Lo scrive sull’HuffingtonPost Benedetto Della Vedova, di nuovo estremamente critico con l’esecutivo. Sulla risposta economica del governo all’emergenza sanitaria, il segretario di +Europa ammette che fare deficit era indispensabile per tutti, ma non tutti sono arrivati all’appuntamento con la crisi nelle stesse condizioni: “Noi da anni cresciamo in modo asfittico e abbiamo un debito al 130% del Pil. Peraltro, ricordiamoci che il Coronavirus ha colpito l’Italia dopo che il Conte Uno era riuscito ad azzerare quel poco di crescita precedente mentre massimizzava il debito pubblico impegnando qualche decina di miliardi per il corrente decennio solo con i prepensionamenti regressivi di quota cento, confermata dalla maggioranza giallorossa”.

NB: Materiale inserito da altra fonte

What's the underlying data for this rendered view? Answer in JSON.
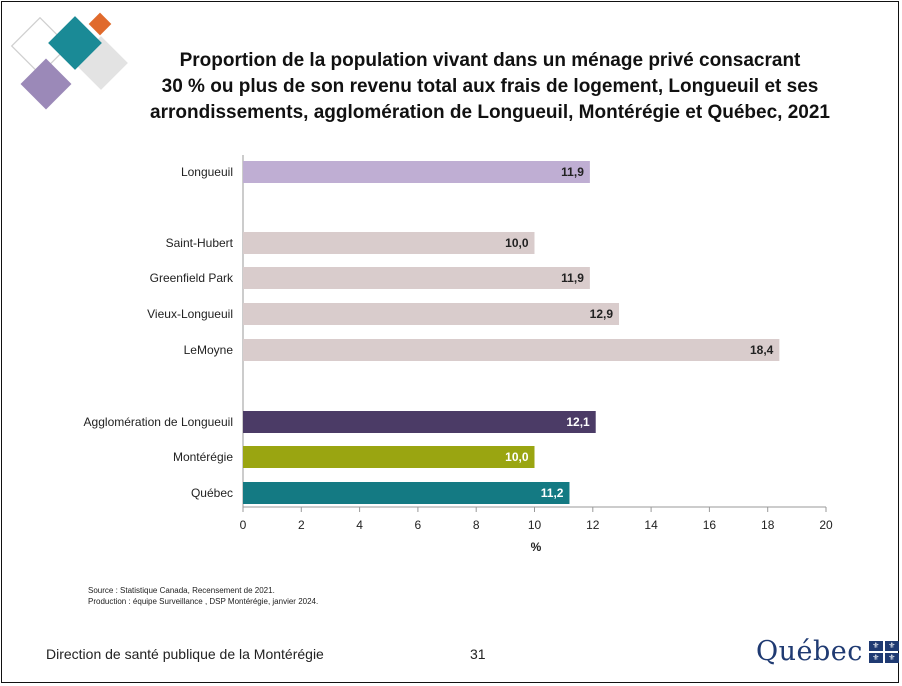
{
  "title_lines": [
    "Proportion de la population vivant dans un ménage privé consacrant",
    "30 % ou plus de son revenu total aux frais de logement, Longueuil et ses",
    "arrondissements, agglomération de Longueuil, Montérégie et Québec, 2021"
  ],
  "chart_data": {
    "type": "bar",
    "orientation": "horizontal",
    "categories": [
      "Longueuil",
      "Saint-Hubert",
      "Greenfield Park",
      "Vieux-Longueuil",
      "LeMoyne",
      "Agglomération de Longueuil",
      "Montérégie",
      "Québec"
    ],
    "values": [
      11.9,
      10.0,
      11.9,
      12.9,
      18.4,
      12.1,
      10.0,
      11.2
    ],
    "value_labels": [
      "11,9",
      "10,0",
      "11,9",
      "12,9",
      "18,4",
      "12,1",
      "10,0",
      "11,2"
    ],
    "bar_colors": [
      "#bfaed3",
      "#d9cccc",
      "#d9cccc",
      "#d9cccc",
      "#d9cccc",
      "#4b3b66",
      "#9aa511",
      "#147a83"
    ],
    "label_colors": [
      "#222222",
      "#222222",
      "#222222",
      "#222222",
      "#222222",
      "#ffffff",
      "#ffffff",
      "#ffffff"
    ],
    "groups": [
      [
        0
      ],
      [
        1,
        2,
        3,
        4
      ],
      [
        5,
        6,
        7
      ]
    ],
    "xlabel": "%",
    "xlim": [
      0,
      20
    ],
    "xticks": [
      0,
      2,
      4,
      6,
      8,
      10,
      12,
      14,
      16,
      18,
      20
    ],
    "grid": false
  },
  "notes": {
    "source": "Source : Statistique Canada, Recensement de 2021.",
    "production": "Production : équipe Surveillance , DSP Montérégie, janvier 2024."
  },
  "footer": {
    "organization": "Direction de santé publique de la Montérégie",
    "page_number": "31",
    "logo_text": "Québec"
  },
  "colors": {
    "diamond_teal": "#1a8a96",
    "diamond_orange": "#e06a2c",
    "diamond_purple": "#9b89b8",
    "diamond_grey": "#e3e3e3",
    "logo_blue": "#1f3a72"
  }
}
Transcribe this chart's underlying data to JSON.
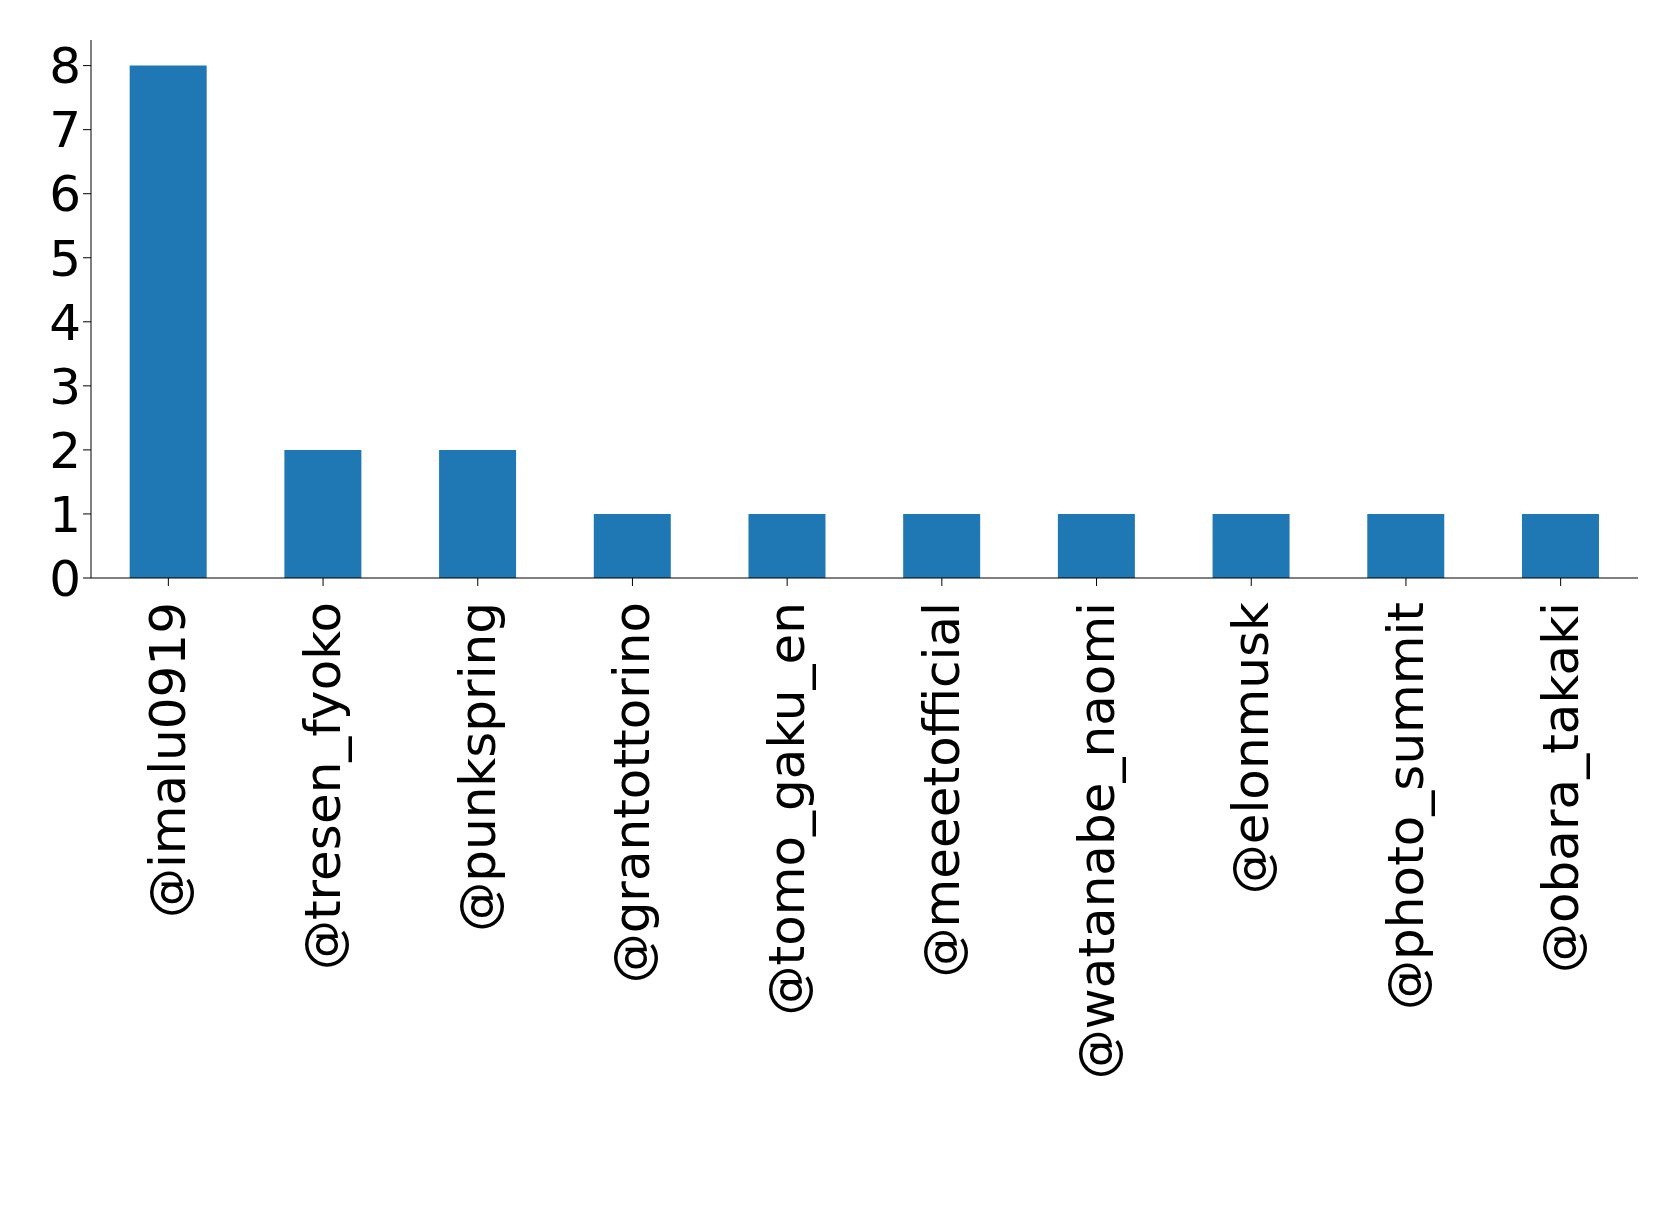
{
  "chart_data": {
    "type": "bar",
    "categories": [
      "@imalu0919",
      "@tresen_fyoko",
      "@punkspring",
      "@grantottorino",
      "@tomo_gaku_en",
      "@meeetofficial",
      "@watanabe_naomi",
      "@elonmusk",
      "@photo_summit",
      "@obara_takaki"
    ],
    "values": [
      8,
      2,
      2,
      1,
      1,
      1,
      1,
      1,
      1,
      1
    ],
    "color": "#1f77b4",
    "ylim": [
      0,
      8.4
    ],
    "yticks": [
      0,
      1,
      2,
      3,
      4,
      5,
      6,
      7,
      8
    ],
    "grid": false,
    "legend": false
  }
}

E ora che l’aiuto comunitario sta per arrivare “come italiani dobbiamo essere consapevoli che dal 2021 l’Italia diventerà per la prima volta un paese percettore netto di risorse, cioè ‘assistito’ dall’Europa e dalla Germania, cui spetta il compito di mettere la quota maggiore di tanta solidarietà”, ricorda. E “Gualtieri sa che il no al Mes, inspiegabile fuori dal complottismo grillino, non rafforza l’Italia a Bruxelles ma la indebolisce. Sa che la razionalità chiederebbe di usare quelle risorse per la necessità di investimenti immediati nelle strutture sanitarie o nelle scuole che in poche settimane vanno attrezzate dal punto di vista sanitario per la riapertura di settembre”. E dunque, la sintesi: “Questo è il punto politico: il Pd intende costruire una alleanza strategica con i grillini e a questo sodalizio sacrifica qualsiasi decisione che possa palesare un contrasto di visione, ora illudendosi che l’utilizzo delle risorse europee, quando arriveranno, sarà una sorta di cuccagna per i partiti al governo e bisogna solo arrivare senza scossoni alla prossima primavera“.